Iliera gave a final bow of respect to the naaru and then rushed out of the courtyard, through the twisting halls of the temple, and out the front entrance. Her mount awaited, ready to go, and she leapt on his back and rode up the pathway away from the temple.
Kar watched as the golden energy enveloped the temple, freezing all of the draenei soldiers in place. He released his hold on his fake elementals and they crumbled back into dirt and debris. Likewise, the visage of demons marching on the temple vanished into thin air. It would take the draenei a few hours to clean up the mess, but Karabor was no worse for wear.
Out of the front entrance, a single draenei emerged. She jumped on her steed and started riding their way. A snap and fizzle sound made Kar spin around, but he relaxed when he saw it was the night elf mage, Syanna, who had been responsible for conjuring the images of the demons.
“You all ready to get out of here?” she asked.
“Absolutely,” Kar replied. “Wave, you ready?”
“Yeah,” he said. “Just making sure Iliera gets here too.”
“She’s fine,” Syanna said, already busy at work on weaving another portal. “Oh, you two are in for a real treat.”
“What treat?” Kar asked.
“We can’t stay here on Draenor. Those temple guards are not going to be happy with what went down here today. Best option is to lay low for a little while.”
“You’re taking us to another planet?” Wave asked.
“Yeah. Just for a little while. If you want, I can get you back here no problem in a few weeks. We just want to make sure they don’t link anybody to the attack before we come back.”
Kar frowned. “I can’t say I’m too eager to go.”
“Ah, because of the horde and alliance stuff? Makes sense. Don’t worry about that. We’re going to Dalaran. Totally neutral city. You’ll be fine.”
“Wave?” Kar asked. “Are you okay with this?”
“Iliera says it is the right thing to do?”
Syanna nodded. “Yup.”
Hearing that, Wave nodded to Kar. “We should go. We can figure out what to do after that.”

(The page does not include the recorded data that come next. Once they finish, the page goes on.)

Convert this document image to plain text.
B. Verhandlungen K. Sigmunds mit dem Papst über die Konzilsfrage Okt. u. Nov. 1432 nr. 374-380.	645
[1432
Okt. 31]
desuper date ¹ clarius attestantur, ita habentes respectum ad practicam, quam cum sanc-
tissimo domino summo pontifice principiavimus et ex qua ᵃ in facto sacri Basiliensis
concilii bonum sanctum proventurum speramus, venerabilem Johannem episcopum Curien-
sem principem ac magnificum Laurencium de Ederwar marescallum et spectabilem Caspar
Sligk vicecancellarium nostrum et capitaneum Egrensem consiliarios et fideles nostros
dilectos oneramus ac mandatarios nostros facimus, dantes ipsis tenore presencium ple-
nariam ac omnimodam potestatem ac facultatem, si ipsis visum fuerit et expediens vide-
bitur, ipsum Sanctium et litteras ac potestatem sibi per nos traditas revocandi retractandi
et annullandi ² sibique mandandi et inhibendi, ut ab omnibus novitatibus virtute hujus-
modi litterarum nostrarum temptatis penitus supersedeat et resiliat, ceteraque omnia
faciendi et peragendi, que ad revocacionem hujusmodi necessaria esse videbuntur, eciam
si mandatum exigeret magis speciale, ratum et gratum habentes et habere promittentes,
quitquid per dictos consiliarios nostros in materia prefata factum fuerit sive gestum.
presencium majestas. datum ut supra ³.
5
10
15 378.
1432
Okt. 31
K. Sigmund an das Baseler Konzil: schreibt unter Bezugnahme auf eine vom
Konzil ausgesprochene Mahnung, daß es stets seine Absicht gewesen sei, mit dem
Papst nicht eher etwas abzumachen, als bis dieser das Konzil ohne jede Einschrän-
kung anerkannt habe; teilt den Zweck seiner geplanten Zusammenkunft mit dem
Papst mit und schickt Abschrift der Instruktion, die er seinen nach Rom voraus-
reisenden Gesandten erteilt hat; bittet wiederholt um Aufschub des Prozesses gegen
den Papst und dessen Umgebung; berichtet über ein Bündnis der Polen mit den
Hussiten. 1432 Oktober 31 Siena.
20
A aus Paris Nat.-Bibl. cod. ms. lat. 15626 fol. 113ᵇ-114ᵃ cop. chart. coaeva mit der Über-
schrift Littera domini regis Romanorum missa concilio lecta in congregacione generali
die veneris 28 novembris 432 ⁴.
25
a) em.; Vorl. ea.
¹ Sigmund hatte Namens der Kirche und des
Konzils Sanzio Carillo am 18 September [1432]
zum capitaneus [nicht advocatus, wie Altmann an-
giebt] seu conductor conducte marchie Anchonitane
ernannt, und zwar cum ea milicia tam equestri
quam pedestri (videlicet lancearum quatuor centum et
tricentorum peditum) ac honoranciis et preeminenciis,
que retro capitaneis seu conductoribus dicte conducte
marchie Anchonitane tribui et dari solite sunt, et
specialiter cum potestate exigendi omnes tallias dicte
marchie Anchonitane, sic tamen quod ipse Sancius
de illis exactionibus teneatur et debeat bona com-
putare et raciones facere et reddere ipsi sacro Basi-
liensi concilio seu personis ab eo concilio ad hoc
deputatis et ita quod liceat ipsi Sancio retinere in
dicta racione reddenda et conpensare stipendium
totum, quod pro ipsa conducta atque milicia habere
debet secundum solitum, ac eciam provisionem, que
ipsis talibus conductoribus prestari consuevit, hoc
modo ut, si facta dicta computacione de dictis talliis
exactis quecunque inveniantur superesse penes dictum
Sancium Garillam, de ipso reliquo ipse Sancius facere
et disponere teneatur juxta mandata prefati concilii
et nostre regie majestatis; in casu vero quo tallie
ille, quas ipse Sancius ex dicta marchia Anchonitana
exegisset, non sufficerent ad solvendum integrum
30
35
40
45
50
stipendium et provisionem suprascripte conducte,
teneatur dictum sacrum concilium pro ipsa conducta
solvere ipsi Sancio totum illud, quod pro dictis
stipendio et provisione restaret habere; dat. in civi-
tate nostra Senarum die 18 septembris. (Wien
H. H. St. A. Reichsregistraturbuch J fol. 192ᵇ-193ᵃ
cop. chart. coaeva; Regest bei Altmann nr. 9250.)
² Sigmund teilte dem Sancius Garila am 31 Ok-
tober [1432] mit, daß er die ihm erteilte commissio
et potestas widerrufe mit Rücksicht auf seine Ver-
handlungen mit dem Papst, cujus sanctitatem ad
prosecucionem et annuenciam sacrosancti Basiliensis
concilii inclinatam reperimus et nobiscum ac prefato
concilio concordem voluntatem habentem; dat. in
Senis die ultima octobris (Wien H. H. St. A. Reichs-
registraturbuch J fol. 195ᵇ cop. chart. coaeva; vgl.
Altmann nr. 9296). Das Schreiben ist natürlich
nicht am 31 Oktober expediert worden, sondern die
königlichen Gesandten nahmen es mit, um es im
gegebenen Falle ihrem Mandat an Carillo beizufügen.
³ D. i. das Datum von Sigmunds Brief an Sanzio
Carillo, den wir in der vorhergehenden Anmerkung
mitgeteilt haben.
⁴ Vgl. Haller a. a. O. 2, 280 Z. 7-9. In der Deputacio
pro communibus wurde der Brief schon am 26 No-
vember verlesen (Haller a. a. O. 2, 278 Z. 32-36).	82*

A loud thunderclap drew their attention back to Karabor. The Light bubble was breaking away and the draenei guards were beginning to move again. The guards that had been attacking were gone now, and the elementals were nothing but dirt.
“Mission successful,” Iliera said as she rode up to the others on her steed. “I’m really proud of all of you. This has been an amazing day.”
“Almost got the portal,” Syanna said.
“Wave, did he talk to you about leaving for a while?”
“Are you on board?”
The two shamans looked at one another and then nodded in agreement. “We’re going.”
“Glad to hear it,” she replied.
The portal stabilized and Syanna clapped her hands. “Alright people, let’s move!”
The two shamans went first, followed by Vaeliera and Iliera. Syanna took a long moment to look out at the temple again and then she too stepped through into one of the many alleyways in Dalaran. She took a moment to seal the portal and then took in a breath of fresh air.
“Ah, lovely,” she said. “I love this place so much.”
She turned around to see the others standing there. Iliera held a piece of paper in her hand and her face looked like it couldn’t get any more pale.
“What is it?” she asked.
“I found a newspaper,” Iliera said, handing it to the mage.
When she looked at the front page, she too gasped.
The bold front page read: Fighting Erupts at the Seething Shore!